Clever commitment contracts for personal life
October 30, 2017 11:08 AM   Subscribe

Sometimes I need a little shove to do things, especially things that require awkward conversations. For example, if I haven't had Important Feelings Conversation with Boyfriend by 11:59pm tomorrow, I've promised my best friend that I'll make a $100 donation to a reprehensible charity. What other commitment devices can I use to kick my own ass into gear?
posted by schroedingersgirl to Human Relations (9 answers total) 12 users marked this as a favorite
 
What you have described is basically a punishment for inaction.

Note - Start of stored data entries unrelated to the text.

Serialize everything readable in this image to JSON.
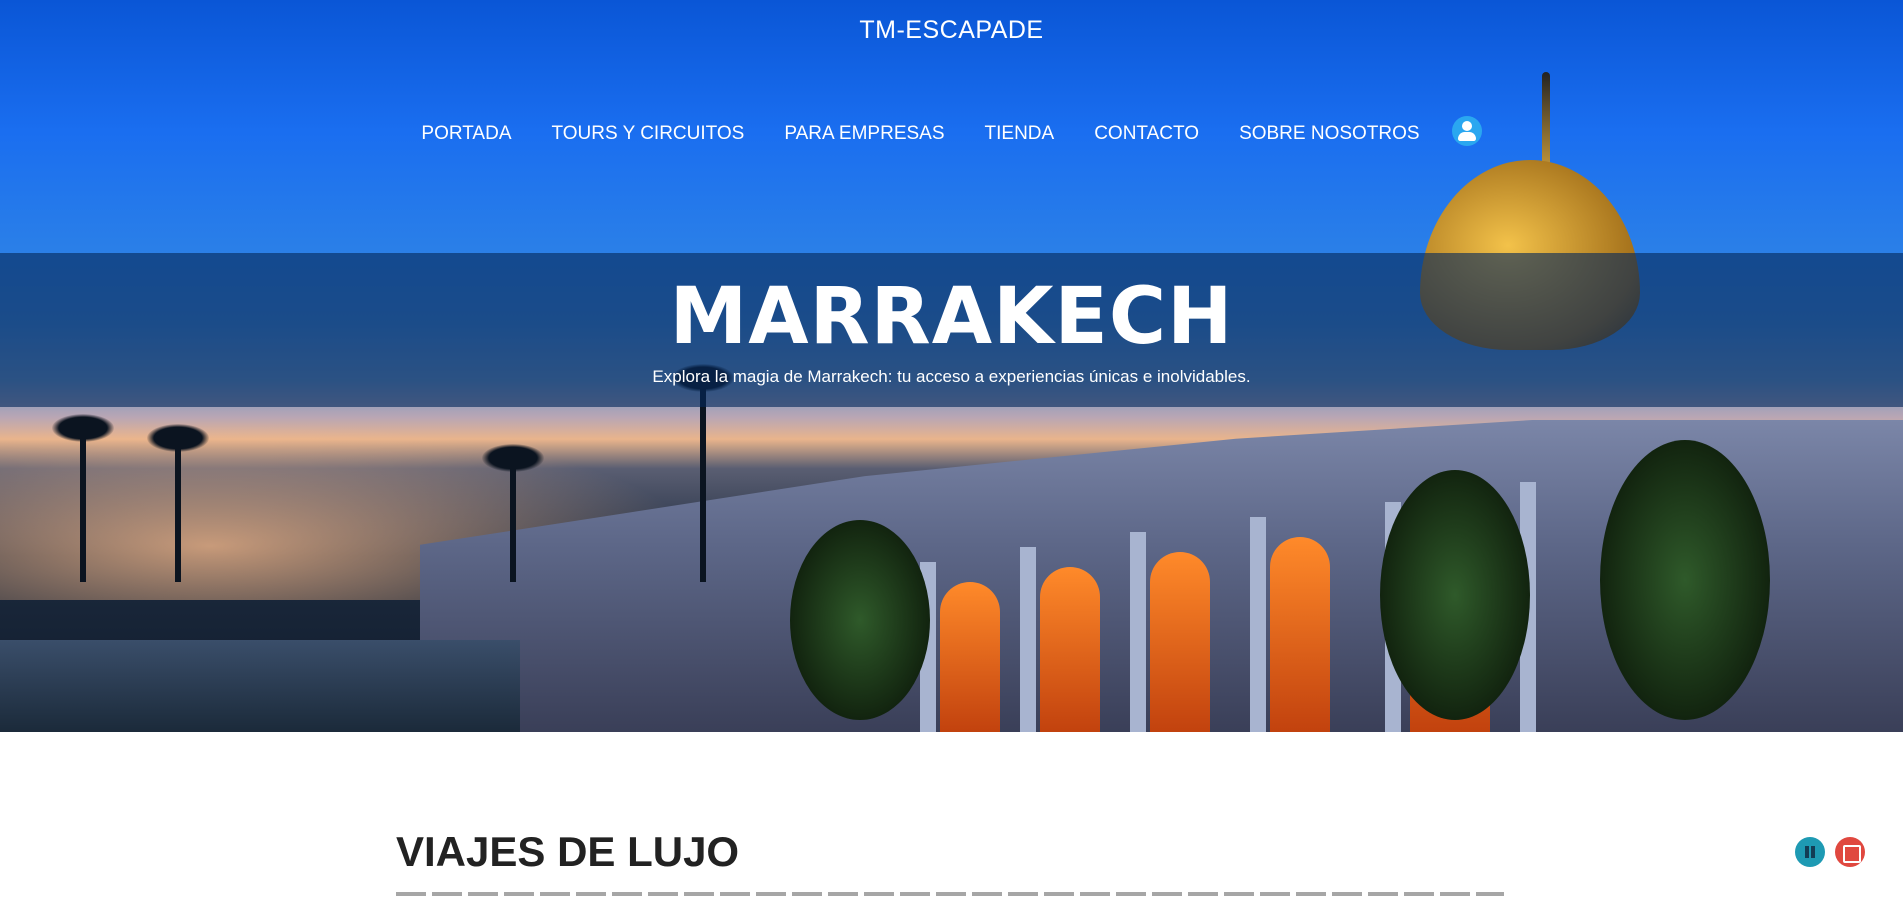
{
  "site": {
    "title": "TM-ESCAPADE"
  },
  "nav": {
    "items": [
      {
        "label": "PORTADA"
      },
      {
        "label": "TOURS Y CIRCUITOS"
      },
      {
        "label": "PARA EMPRESAS"
      },
      {
        "label": "TIENDA"
      },
      {
        "label": "CONTACTO"
      },
      {
        "label": "SOBRE NOSOTROS"
      }
    ],
    "account_icon": "user-icon"
  },
  "hero": {
    "title": "MARRAKECH",
    "subtitle": "Explora la magia de Marrakech: tu acceso a experiencias únicas e inolvidables."
  },
  "content": {
    "section_title": "VIAJES DE LUJO"
  },
  "media_controls": {
    "pause_icon": "pause-icon",
    "stop_icon": "stop-icon"
  },
  "colors": {
    "banner_overlay": "#05285a",
    "pause": "#1e9ab3",
    "stop": "#e0483f"
  }
}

You might also consider rewarding yourself for doing the action, either via positive reinforcement (you get a cupcake) or negative reinforcement (you don’t have to do some other chore that day).

YMMV, generally positive and negative reinforcement work better at generating a desired behavior than punishment. Or at least so my college psych teachers said.
posted by SaltySalticid at 11:33 AM on October 30, 2017 [6 favorites]


Remove distractions and don't do _other_ things until you do the _important_ thing.
posted by amtho at 11:38 AM on October 30, 2017


Remove distractions and don't do _other_ things until you do the _important_ thing.

Not going to threadsit, but it was this simple for me, I wouldn't be asking this question.
posted by schroedingersgirl at 11:39 AM on October 30, 2017 [10 favorites]


I’ve had success with stickk.com

You set up a binding agreement with yourself and you can choose to put money on it, that can go to either a charity you support or one you loathe (my choice- very effective for me!)

You can also choose to have a friend be a referee if you like being accountable to someone.

I set up a contract for 8 weeks to change a bad habit and it was the push I needed to make a longer-term change.
posted by bighappyhairydog at 11:44 AM on October 30, 2017 [3 favorites]


Are you looking for a shove for one-time items, or building ongoing habits? If ongoing habits then Beeminder might be useful to you.
posted by dttocs at 11:56 AM on October 30, 2017 [2 favorites]


Are you looking for a shove for one-time items, or building ongoing habits?

Both are welcome, thanks!
posted by schroedingersgirl at 11:58 AM on October 30, 2017


Do you love recordkeeping? There is a lot about this type of thing in bullet journal lore. For my own purposes, I use a modified version of the X Effect. Basically, take a card (or a corner of paper, or a post-it, or a page in your journal, or whatevs), dedicate it to a habit you're trying to stick to, and make a grid for the number of days you're going for. I think the standard is 28 days/1 month. Then draw a very bright and visible X over the day's square when you do the thing. You want a card full of bright marks, no gaps, or minimal gaps. Then you reward yourself.

I've made my own system week by week. And it's kind of complex and percentage-based, e.g. if I fill more than 85% of my squares for the week, I treat myself to a Small Goals reward (pair of socks, $15 in art supplies, a book). If I attain one of the Medium Goals I'm aiming for--e.g. fill in 100% of the squares, pay off a smallish debt, reach a milestone in a work project--then I get a Medium Goal reward, which is more expensive. Things like shoes, fancy skincare, a good haircut.

The Large Goals are the big big ones, like finishing a massive, ongoing project at work that is mostly self-directed (so I really need a system to keep me going) or running a race that requires lots of training, or finishing a large creative project in my personal time. There are no rewards for the Large Goals other than the pleasure of completing the thing. This part of my system is useful for keeping my motivation clear for wanting to track this behavior in the first place. Like if I'm trying to draw an X every day for some drudgery, it helps to remember that the drudgery adds up to the thing I really, really want.
posted by witchen at 4:37 PM on October 30, 2017 [5 favorites]


Looks like some people are discussing accountability partnerships in this MetaTalk thread.
posted by delight at 5:44 PM on October 30, 2017 [1 favorite]


If you're open to reward rather than punishment, as SaltySalticid suggests, I recommend the basic mechanism described in The Power of Habit (flowchart), which is basically:

* cue
* routine
* reward

I've recently experimented with using this method to cut down on wasting time reading stuff on the internet, and it was surprisingly effective - after the first two weeks, I really didn't even feel the craving anymore.